Taking the top three ingredients first, everything looks in reasonably good order:
- As petcentral.chewy.com notes, chicken broth carries numerous benefits for cats. It can:
- Detoxify: Bone broth is packed with glycine, a type of amino acid that supports the liver in filtering out any toxins in food, water, or medications.
- Boost digestion: Along with glycine, bone broth is a great source of collagen. As well as helping skin and joint health, collagen supports digestion by strengthening the intestinal lining.
- Strengthen immunity: The broken-down bone marrow in bone broth is said to help oxygenate cells and boost the body’s ability to cope with illness.
- Lubricating joints: The mineral profile of bone broth is reported to do wonders for cats with arthritis or other mobility problems.
- Strengthening bones: Bones need plenty of calcium and phosphorus to stay strong and healthy. Fortunately, bone broth is packed with the stuff.
- Boosting appetites: Even cats with food sensitivities or lagging appetites will typically find bone broth appealing. Thanks to its big nutritional punch and ease of digestion, it’s long been used by cat owners who want to boost their cat’s intake of essential minerals and vitamins without resorting to over-the-counter supplements.
Rice flour might seem an odd addition to cat food, but as petfoodindustry.com (https://www.petfoodindustry.com/articles/7033-rice-a-common-ingredient-in-dog-and-cat-food) reports, it’s actually pretty standard. As well as supplying a great source of energy, it can also add an appealing texture when added to food – perfect for boosting flagging appetites, then.
The last of our big three is safflower oil. Like rice flour, safflower oil is a common addition to cat food, and not a bad one either. As pets.thenest.com (https://pets.thenest.com/safflower-oil-cats-12900.html) reports, it’s a great source of healthy fats and fatty acids, both of which can help keep coats shiny, skins moisturized, and immune systems ticking over.
The Other Ingredients
The rest of the ingredients might be extensive, but none jump out as being problematic. Some people might query the addition of tomato paste (the quantity of solanine in the leaves and stems of the tomato plant is toxic enough to cats to make tomatoes a big no-no to some people. But so long as your kitty doesn’t indulge in vast quantities, the ripe fruits don’t pose any danger). So, all good on the nutritional front then.
Is it worth it?
VitaGravy costs around $7.98 for an 11-ounce pouch. Pouches contain about 44 servings for a 15-pound cat. Not expensive, then, but not cheap enough for you not to care if it works or not.
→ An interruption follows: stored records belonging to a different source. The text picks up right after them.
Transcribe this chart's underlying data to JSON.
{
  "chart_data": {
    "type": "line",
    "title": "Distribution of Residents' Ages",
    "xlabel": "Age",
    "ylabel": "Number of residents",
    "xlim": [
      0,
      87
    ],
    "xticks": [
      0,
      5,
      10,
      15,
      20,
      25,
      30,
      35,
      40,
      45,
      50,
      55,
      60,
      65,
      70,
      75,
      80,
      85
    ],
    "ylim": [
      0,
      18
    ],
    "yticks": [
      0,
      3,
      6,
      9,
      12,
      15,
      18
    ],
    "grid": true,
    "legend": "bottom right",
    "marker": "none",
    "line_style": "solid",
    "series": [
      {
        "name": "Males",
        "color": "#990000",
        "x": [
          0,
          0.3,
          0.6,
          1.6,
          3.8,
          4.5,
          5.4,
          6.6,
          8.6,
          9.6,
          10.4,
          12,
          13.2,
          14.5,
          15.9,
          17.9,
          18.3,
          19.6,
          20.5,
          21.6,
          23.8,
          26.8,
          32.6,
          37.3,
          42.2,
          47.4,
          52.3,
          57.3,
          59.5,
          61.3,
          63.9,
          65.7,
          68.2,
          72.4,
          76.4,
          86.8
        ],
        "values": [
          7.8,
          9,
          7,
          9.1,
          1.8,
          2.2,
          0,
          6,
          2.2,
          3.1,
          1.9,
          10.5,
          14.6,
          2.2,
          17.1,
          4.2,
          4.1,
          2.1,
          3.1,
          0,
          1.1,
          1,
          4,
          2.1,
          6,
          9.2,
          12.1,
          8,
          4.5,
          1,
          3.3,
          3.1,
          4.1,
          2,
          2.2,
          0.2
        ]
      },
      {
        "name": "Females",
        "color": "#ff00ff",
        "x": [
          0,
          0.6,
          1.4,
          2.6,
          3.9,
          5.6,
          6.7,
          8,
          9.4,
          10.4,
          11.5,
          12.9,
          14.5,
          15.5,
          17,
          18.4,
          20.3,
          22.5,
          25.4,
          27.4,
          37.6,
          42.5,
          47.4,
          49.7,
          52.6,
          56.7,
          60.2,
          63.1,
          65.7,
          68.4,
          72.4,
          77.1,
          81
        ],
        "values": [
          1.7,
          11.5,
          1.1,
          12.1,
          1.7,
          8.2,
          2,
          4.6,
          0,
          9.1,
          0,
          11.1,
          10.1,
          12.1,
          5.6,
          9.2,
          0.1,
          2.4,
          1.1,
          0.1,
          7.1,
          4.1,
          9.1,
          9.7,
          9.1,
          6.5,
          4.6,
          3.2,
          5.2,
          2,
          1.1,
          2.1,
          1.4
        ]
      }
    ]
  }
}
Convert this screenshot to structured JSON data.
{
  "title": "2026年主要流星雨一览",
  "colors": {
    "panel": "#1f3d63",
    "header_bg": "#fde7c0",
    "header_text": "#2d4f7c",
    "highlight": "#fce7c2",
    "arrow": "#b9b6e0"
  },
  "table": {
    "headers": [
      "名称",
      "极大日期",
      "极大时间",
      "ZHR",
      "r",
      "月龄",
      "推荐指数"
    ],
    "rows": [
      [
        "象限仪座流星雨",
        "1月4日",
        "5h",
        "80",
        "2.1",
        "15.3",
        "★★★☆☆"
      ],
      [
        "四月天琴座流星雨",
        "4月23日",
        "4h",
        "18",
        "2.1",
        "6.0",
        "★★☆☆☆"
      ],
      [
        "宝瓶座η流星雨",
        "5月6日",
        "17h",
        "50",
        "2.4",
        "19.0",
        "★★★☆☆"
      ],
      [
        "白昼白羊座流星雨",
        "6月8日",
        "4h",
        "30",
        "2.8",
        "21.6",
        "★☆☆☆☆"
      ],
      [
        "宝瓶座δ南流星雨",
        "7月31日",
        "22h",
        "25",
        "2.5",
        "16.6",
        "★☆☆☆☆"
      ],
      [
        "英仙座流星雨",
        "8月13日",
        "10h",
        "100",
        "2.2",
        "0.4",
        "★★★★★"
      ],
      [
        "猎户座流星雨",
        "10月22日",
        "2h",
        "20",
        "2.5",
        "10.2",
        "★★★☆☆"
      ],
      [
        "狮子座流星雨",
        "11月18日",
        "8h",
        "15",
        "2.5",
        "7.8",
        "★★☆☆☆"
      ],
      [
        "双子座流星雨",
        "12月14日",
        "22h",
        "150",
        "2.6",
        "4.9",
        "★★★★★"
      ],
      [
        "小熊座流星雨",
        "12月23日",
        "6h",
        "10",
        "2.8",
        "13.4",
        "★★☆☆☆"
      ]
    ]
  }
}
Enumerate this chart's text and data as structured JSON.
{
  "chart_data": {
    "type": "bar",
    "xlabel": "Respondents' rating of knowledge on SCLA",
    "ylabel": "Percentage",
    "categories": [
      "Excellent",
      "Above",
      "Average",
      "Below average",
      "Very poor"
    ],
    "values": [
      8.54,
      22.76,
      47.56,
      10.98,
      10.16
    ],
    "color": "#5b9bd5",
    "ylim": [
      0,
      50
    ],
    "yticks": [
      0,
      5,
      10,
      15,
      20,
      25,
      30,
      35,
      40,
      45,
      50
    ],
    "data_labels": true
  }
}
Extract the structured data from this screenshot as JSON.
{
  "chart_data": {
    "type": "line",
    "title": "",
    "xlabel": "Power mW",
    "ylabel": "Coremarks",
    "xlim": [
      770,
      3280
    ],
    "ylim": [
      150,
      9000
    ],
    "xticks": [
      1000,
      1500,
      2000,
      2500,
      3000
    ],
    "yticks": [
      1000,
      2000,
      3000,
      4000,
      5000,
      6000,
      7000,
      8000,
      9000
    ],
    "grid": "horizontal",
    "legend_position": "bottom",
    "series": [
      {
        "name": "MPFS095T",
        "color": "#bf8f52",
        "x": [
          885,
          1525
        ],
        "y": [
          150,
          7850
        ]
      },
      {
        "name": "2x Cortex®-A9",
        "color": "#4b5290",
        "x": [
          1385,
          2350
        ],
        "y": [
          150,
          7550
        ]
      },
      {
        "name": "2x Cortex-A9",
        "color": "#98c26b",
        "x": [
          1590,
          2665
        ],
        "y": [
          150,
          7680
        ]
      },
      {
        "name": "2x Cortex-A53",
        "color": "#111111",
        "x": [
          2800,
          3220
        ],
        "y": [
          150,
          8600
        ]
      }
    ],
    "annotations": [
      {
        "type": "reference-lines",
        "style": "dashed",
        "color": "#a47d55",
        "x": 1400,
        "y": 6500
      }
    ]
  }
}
And here, things get a bit confusing.
Some cat owners claim their cats love it. A little squeeze on top of their regular food is all it takes for them to start licking their lips in anticipation. Other people are less enthusiastic. In one particularly scathing review by cattime.com, the supplement is described as ‘a colossal waste’ that does little more than ‘enhance the wallet of the manufacturer.’ But ultimately, all cats are different. What works for one isn’t always going to work for another, and vice-versa. The only way to find out which side of the fence your cat falls on is to try it for yourself. Apart from $7.98, there’s not a lot to lose… but, just maybe, quite a bit to be gained.